Monday, August 10, 2015

George Santayana and Coca-Cola

“Even what is best in American life is compulsory — the idealism, the zeal, the beautiful happy unison of its great moments,” wrote philosopher George Santayana. “You must wave, you must cheer, you must push with the irresistible crowd; otherwise you will feel like a traitor, a soulless outcast, a deserted ship high and dry on the shore.”
Santayana, a Spainard who spent four decades in the U.S. as a student and Harvard philosophy professor, must have been quite the wet blanket at those Harvard-Yale games.
“America is all one prairie, swept by a universal tornado,” he wrote. “Although it has always thought itself in an eminent sense the land of freedom, even when it was covered with slaves, there is no country in which people live under more overpowering compulsions.”
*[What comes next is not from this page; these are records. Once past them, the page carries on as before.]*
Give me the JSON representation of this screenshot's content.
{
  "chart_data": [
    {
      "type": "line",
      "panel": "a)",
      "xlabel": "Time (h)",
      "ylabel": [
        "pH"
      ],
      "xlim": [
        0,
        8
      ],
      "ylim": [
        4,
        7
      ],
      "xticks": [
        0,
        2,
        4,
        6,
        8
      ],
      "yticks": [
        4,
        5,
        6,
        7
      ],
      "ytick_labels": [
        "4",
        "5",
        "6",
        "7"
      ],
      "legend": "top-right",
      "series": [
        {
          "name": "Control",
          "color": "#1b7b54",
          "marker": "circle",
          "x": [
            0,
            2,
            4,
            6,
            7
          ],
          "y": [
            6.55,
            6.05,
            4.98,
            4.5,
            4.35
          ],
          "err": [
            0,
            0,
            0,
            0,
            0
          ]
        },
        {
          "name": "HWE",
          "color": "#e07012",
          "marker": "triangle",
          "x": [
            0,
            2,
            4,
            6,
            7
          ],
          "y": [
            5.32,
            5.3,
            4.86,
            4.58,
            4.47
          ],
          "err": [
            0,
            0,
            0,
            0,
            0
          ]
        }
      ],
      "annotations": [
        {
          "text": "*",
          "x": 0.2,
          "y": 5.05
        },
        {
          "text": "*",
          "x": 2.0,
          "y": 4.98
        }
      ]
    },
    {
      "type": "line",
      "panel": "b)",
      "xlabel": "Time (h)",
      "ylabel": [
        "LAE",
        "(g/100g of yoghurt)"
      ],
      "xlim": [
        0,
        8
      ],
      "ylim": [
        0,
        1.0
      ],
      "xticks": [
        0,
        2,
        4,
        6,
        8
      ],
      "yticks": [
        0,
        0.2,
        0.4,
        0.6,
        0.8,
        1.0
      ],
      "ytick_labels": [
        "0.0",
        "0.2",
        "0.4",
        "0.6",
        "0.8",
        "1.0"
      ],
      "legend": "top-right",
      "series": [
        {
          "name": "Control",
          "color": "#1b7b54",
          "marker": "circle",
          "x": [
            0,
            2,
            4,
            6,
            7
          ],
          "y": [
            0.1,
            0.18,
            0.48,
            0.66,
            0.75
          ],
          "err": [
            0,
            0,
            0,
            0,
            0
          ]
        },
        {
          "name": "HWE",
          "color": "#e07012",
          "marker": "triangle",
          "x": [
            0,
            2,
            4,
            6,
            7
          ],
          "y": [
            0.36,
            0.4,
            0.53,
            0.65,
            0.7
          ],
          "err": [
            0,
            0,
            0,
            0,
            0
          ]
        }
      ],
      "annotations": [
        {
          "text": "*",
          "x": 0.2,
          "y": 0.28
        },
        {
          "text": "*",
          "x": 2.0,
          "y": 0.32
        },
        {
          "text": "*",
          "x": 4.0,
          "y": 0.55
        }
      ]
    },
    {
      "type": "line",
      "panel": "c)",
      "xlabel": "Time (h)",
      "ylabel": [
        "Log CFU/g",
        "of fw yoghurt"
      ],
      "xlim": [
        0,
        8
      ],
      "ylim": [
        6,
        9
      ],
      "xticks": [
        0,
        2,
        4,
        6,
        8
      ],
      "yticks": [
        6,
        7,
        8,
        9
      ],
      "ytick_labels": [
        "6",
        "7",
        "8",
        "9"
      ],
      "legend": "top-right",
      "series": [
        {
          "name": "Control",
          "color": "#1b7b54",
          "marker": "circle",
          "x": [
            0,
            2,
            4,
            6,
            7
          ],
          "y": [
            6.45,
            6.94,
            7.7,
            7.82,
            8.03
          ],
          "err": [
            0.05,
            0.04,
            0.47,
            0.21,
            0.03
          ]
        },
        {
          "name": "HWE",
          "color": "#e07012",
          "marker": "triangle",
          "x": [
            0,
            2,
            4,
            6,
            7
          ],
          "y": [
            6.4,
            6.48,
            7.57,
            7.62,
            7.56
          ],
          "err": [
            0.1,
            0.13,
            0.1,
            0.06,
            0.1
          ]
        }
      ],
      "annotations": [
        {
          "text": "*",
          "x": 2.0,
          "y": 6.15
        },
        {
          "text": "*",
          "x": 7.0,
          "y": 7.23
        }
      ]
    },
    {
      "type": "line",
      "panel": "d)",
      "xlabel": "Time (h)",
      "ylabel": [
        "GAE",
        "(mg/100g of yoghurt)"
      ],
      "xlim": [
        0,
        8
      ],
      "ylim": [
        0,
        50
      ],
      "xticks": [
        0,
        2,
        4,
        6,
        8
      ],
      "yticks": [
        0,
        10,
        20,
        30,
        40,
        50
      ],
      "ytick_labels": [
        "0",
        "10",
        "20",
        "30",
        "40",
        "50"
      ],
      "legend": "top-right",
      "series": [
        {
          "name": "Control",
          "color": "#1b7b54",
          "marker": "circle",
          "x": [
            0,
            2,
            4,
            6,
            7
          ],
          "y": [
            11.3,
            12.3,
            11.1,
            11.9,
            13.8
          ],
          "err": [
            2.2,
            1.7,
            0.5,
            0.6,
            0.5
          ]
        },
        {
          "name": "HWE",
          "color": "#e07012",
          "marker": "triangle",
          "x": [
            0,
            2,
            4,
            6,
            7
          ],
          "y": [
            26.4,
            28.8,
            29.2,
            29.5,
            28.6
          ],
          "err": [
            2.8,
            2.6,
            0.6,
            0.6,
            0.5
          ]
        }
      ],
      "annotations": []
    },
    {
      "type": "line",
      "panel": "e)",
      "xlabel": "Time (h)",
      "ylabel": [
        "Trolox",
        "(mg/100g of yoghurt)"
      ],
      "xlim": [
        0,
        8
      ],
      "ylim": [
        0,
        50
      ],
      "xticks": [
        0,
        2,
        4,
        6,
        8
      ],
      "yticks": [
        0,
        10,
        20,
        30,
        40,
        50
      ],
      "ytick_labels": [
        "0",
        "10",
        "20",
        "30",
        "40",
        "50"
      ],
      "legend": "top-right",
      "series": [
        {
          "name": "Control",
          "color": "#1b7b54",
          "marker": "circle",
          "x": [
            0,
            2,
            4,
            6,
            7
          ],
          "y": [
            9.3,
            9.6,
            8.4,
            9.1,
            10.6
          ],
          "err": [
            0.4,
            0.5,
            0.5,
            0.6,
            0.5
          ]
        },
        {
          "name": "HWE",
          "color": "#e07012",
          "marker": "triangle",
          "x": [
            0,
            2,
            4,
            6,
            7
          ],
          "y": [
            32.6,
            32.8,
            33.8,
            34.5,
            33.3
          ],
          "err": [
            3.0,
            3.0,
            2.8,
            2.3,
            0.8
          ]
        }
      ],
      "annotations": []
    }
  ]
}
In fact, Santayana retained enough cool-eyed mid-Atlantic detachment to see that Americans’ feverish celebration of individualism was often just a nervous disguise, a thin veneer covering their practice of strict conformity — and hiding it even from themselves. These “go-it-alone do-it-yourselfers” prostrate themselves before dogma and banners, U.S. or Confederate or both. American corporations loathe individualism and personal freedom, but love to peddle the illusion of both. The result is that Americans think individualism means finding your first name on a Coca-Cola bottle. Despite his wariness about the madness of mobs, Santayana DID cheer at Harvard-Yale games — but not without a cooler, broader understand of what was going on. “That Harvard should beat Yale at football is most gratifying,” he wrote to his friend George Sturgis. “I used to care immensely about this, and one of my projected books is largely based on that experience. It seems to me to explain all politics and wars."